The Iraqi IRA
Punditland is ablaze with analysis of Senator Edward M. Kennedy's recent fulmination that Iraq has become George W. Bush's Vietnam. As in so many things, the Senator is wrong. What is doubly surprising is that so many analysts with impeccable credentials in the study of history and political science are also so wrong.
Although there may be significant similarities between historical events no two are ever identical. The fact that Iraq is clearly not Vietnam does not mean that no similar situation has ever existed. For example, there is a pattern of similarity between the events unfolding in Iraq and the British arrival in Northern Ireland.
If any British Muslims feel oppressed for the practice of their faith in 2004 they need to learn more respect for British history, for their position is as nothing compared to that of the Catholics of Northern Ireland in 1969. The exclusion of Catholics from the workforce and public life had led to the foundation of the civil rights movement, modelled exactly on the principles of non—violence espoused by Gandhi and King.
For this they drew more harassment, leading the Labour Government of Harold Wilson to send in the Army in 1969.
At first, the Catholic, mainly nationalist, community greeted them as protectors. Within a year, otherwise pacific nationalists were joining the IRA in numbers.
It is natural for those on the left to empathise with totalitarians like the Islamists, for any Islamic caliphate would make Soviet Russia look like New England. Like the Ba'athists and the Islamists, the IRA was and is informed by totalitarian ideology. At all times and under all circumstances, it has been the aim of the IRA and its political mouthpiece Sinn Fein to establish a Marxist state in Ireland. This is the first similarity. Like the Shi'ite militias and private armies in Iraq, but unlike the al Qa'edists and foreigners, they simply bided their time and agitated until what they perceived as the right conditions for their campaign were in place, and then they went to war.
Secondly, the support that the IRA drew, like the Islamists, is potent but small, now that the Ba'athists are spent. At no time could the IRA ever really count a membership of more than 1,000. The Iraqis have, by and large, stayed off the streets and declined to become involved in the rising.
Thirdly, the conduct of the Northern Ireland campaign was badly hampered by its domestic political opponents. The 'Troops Out' movement, merely another arm of international Marxism, agitated constantly for withdrawal. In the same way, Senator Kennedy, whose motives are not Marxist but still nakedly partisan, allies himself to the overt Marxists of the Anti—War Left and the Chomskyites for whom America can do no right. One wonders sometimes if the Senator has ever heard of an event called the Boston Tea Party, for he is no Sam Adams. This point is not clear to me. I would prefer to drop the sentence.
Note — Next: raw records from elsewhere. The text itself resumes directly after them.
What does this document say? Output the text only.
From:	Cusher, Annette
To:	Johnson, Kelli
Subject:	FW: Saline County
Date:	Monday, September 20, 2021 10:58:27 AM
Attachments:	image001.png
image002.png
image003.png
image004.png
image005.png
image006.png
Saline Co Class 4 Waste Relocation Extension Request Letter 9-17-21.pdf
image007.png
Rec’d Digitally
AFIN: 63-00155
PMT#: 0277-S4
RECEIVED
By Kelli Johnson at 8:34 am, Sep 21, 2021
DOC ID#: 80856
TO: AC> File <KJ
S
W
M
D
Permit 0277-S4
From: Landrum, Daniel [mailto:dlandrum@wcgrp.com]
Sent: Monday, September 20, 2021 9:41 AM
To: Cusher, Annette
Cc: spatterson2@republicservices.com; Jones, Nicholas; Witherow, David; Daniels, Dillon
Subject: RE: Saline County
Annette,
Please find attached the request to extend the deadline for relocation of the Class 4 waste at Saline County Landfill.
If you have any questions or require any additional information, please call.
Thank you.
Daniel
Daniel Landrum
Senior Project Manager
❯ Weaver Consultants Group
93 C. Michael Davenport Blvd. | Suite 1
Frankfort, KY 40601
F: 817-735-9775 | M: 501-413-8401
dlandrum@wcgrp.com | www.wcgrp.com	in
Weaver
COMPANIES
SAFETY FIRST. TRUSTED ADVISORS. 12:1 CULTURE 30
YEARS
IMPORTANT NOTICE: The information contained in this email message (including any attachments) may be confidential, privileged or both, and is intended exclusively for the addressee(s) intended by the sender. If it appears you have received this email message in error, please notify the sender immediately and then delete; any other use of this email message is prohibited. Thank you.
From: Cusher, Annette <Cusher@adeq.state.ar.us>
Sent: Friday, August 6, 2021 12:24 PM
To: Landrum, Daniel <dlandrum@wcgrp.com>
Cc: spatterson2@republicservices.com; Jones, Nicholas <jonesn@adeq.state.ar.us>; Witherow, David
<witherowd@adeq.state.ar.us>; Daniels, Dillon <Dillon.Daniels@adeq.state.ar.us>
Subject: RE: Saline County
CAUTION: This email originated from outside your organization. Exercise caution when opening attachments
Fourthly, the IRA was part of an international terror movement that encompassed ETA, the PLO and the West German Red Army Faction. Moqtada Al—Sadr, Gerry Adams in a turban, has aligned himself with Hezbollah and Hamas. Even if he is not receiving direct aid from these killers, he considers himself part of the same 'movement,' in all likelihood run from Iran, which performs the same function for these people as Moscow and its puppet Gaddafi performed for the IRA, subversion by proxy.
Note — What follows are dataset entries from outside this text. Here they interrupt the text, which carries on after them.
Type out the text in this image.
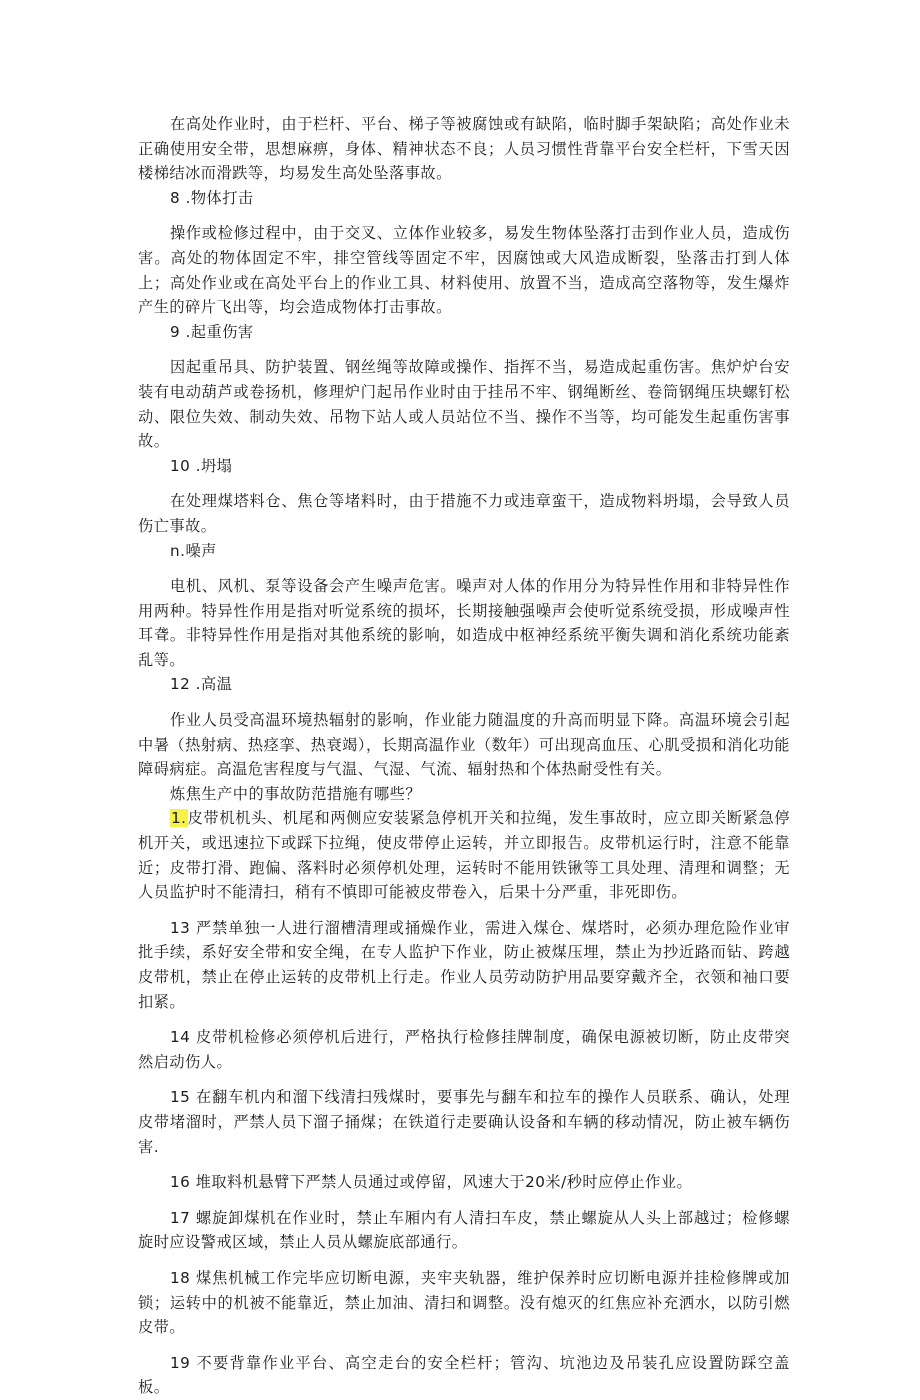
在高处作业时，由于栏杆、平台、梯子等被腐蚀或有缺陷，临时脚手架缺陷；高处作业未正确使用安全带，思想麻痹，身体、精神状态不良；人员习惯性背靠平台安全栏杆，下雪天因楼梯结冰而滑跌等，均易发生高处坠落事故。

8 .物体打击

操作或检修过程中，由于交叉、立体作业较多，易发生物体坠落打击到作业人员，造成伤害。高处的物体固定不牢，排空管线等固定不牢，因腐蚀或大风造成断裂，坠落击打到人体上；高处作业或在高处平台上的作业工具、材料使用、放置不当，造成高空落物等，发生爆炸产生的碎片飞出等，均会造成物体打击事故。

9 .起重伤害

因起重吊具、防护装置、钢丝绳等故障或操作、指挥不当，易造成起重伤害。焦炉炉台安装有电动葫芦或卷扬机，修理炉门起吊作业时由于挂吊不牢、钢绳断丝、卷筒钢绳压块螺钉松动、限位失效、制动失效、吊物下站人或人员站位不当、操作不当等，均可能发生起重伤害事故。

10 .坍塌

在处理煤塔料仓、焦仓等堵料时，由于措施不力或违章蛮干，造成物料坍塌，会导致人员伤亡事故。

n.噪声

电机、风机、泵等设备会产生噪声危害。噪声对人体的作用分为特异性作用和非特异性作用两种。特异性作用是指对听觉系统的损坏，长期接触强噪声会使听觉系统受损，形成噪声性耳聋。非特异性作用是指对其他系统的影响，如造成中枢神经系统平衡失调和消化系统功能紊乱等。

12 .高温

作业人员受高温环境热辐射的影响，作业能力随温度的升高而明显下降。高温环境会引起中暑（热射病、热痉挛、热衰竭），长期高温作业（数年）可出现高血压、心肌受损和消化功能障碍病症。高温危害程度与气温、气湿、气流、辐射热和个体热耐受性有关。

炼焦生产中的事故防范措施有哪些？

1.皮带机机头、机尾和两侧应安装紧急停机开关和拉绳，发生事故时，应立即关断紧急停机开关，或迅速拉下或踩下拉绳，使皮带停止运转，并立即报告。皮带机运行时，注意不能靠近；皮带打滑、跑偏、落料时必须停机处理，运转时不能用铁锹等工具处理、清理和调整；无人员监护时不能清扫，稍有不慎即可能被皮带卷入，后果十分严重，非死即伤。

13 严禁单独一人进行溜槽清理或捅燥作业，需进入煤仓、煤塔时，必须办理危险作业审批手续，系好安全带和安全绳，在专人监护下作业，防止被煤压埋，禁止为抄近路而钻、跨越皮带机，禁止在停止运转的皮带机上行走。作业人员劳动防护用品要穿戴齐全，衣领和袖口要扣紧。

14 皮带机检修必须停机后进行，严格执行检修挂牌制度，确保电源被切断，防止皮带突然启动伤人。

15 在翻车机内和溜下线清扫残煤时，要事先与翻车和拉车的操作人员联系、确认，处理皮带堵溜时，严禁人员下溜子捅煤；在铁道行走要确认设备和车辆的移动情况，防止被车辆伤害.

16 堆取料机悬臂下严禁人员通过或停留，风速大于20米/秒时应停止作业。

17 螺旋卸煤机在作业时，禁止车厢内有人清扫车皮，禁止螺旋从人头上部越过；检修螺旋时应设警戒区域，禁止人员从螺旋底部通行。

18 煤焦机械工作完毕应切断电源，夹牢夹轨器，维护保养时应切断电源并挂检修牌或加锁；运转中的机被不能靠近，禁止加油、清扫和调整。没有熄灭的红焦应补充洒水，以防引燃皮带。

19 不要背靠作业平台、高空走台的安全栏杆；管沟、坑池边及吊装孔应设置防踩空盖板。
One day, the shooting in Iraq will stop. It will stop more quickly than in Northern Ireland, where the killing lasted for nearly 30 years. The terrorists are now statesmen, disrupting the functions of the state while drawing public money to sit in its Assembly.
In November 2003, an election was held to reconstitute Stormont, the Assembly, but such is the failure of the Blair government to deliver on its promises, that the people produced what was for Blair the wrong result. The Unionist majority voted almost en masse for the Rev. Ian Paisley's hard line Democratic Unionists, with the nationalists putting Sinn Fein into the majority on their side for the first time in the province's history. Not surprisingly, the Assembly hasn't yet been reconstituted.
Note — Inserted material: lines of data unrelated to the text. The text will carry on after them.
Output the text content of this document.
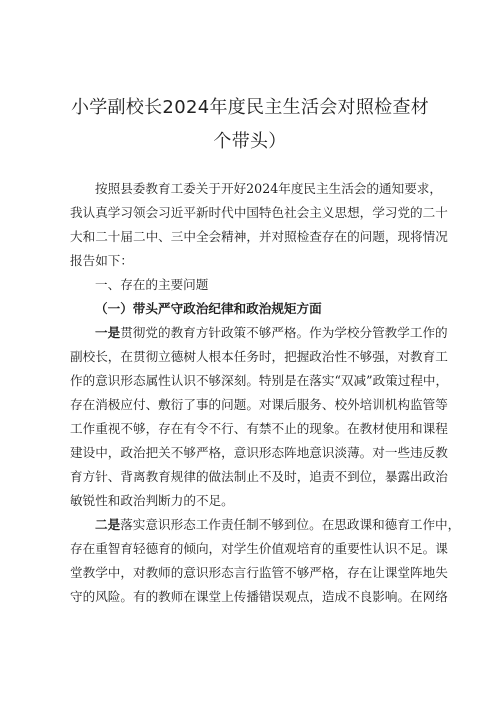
小学副校长2024年度民主生活会对照检查材
个带头）
按照县委教育工委关于开好2024年度民主生活会的通知要求，
我认真学习领会习近平新时代中国特色社会主义思想，学习党的二十
大和二十届二中、三中全会精神，并对照检查存在的问题，现将情况
报告如下：
一、存在的主要问题
（一）带头严守政治纪律和政治规矩方面
一是贯彻党的教育方针政策不够严格。作为学校分管教学工作的
副校长，在贯彻立德树人根本任务时，把握政治性不够强，对教育工
作的意识形态属性认识不够深刻。特别是在落实“双减”政策过程中，
存在消极应付、敷衍了事的问题。对课后服务、校外培训机构监管等
工作重视不够，存在有令不行、有禁不止的现象。在教材使用和课程
建设中，政治把关不够严格，意识形态阵地意识淡薄。对一些违反教
育方针、背离教育规律的做法制止不及时，追责不到位，暴露出政治
敏锐性和政治判断力的不足。
二是落实意识形态工作责任制不够到位。在思政课和德育工作中，
存在重智育轻德育的倾向，对学生价值观培育的重要性认识不足。课
堂教学中，对教师的意识形态言行监管不够严格，存在让课堂阵地失
守的风险。有的教师在课堂上传播错误观点，造成不良影响。在网络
This kind of polarization is one possibility for Iraq of the future, unless the Coalition takes the step that the British in Ulster failed to take so often: deal with the opposition properly.
The IRA always used the terminology of war to decide its campaign, and successive governments failed to take this seriously. The likely Democrat candidate for the Presidency speaks of rolling the clock back to 1993 and indicting Osama, completely the wrong strategy for dealing with any form of terrorist, whether in Baghdad or Belfast. It's enough to make one wonder whether they want the Iraqis to live in a free and open society. They cannot surely be so partisan. Can they?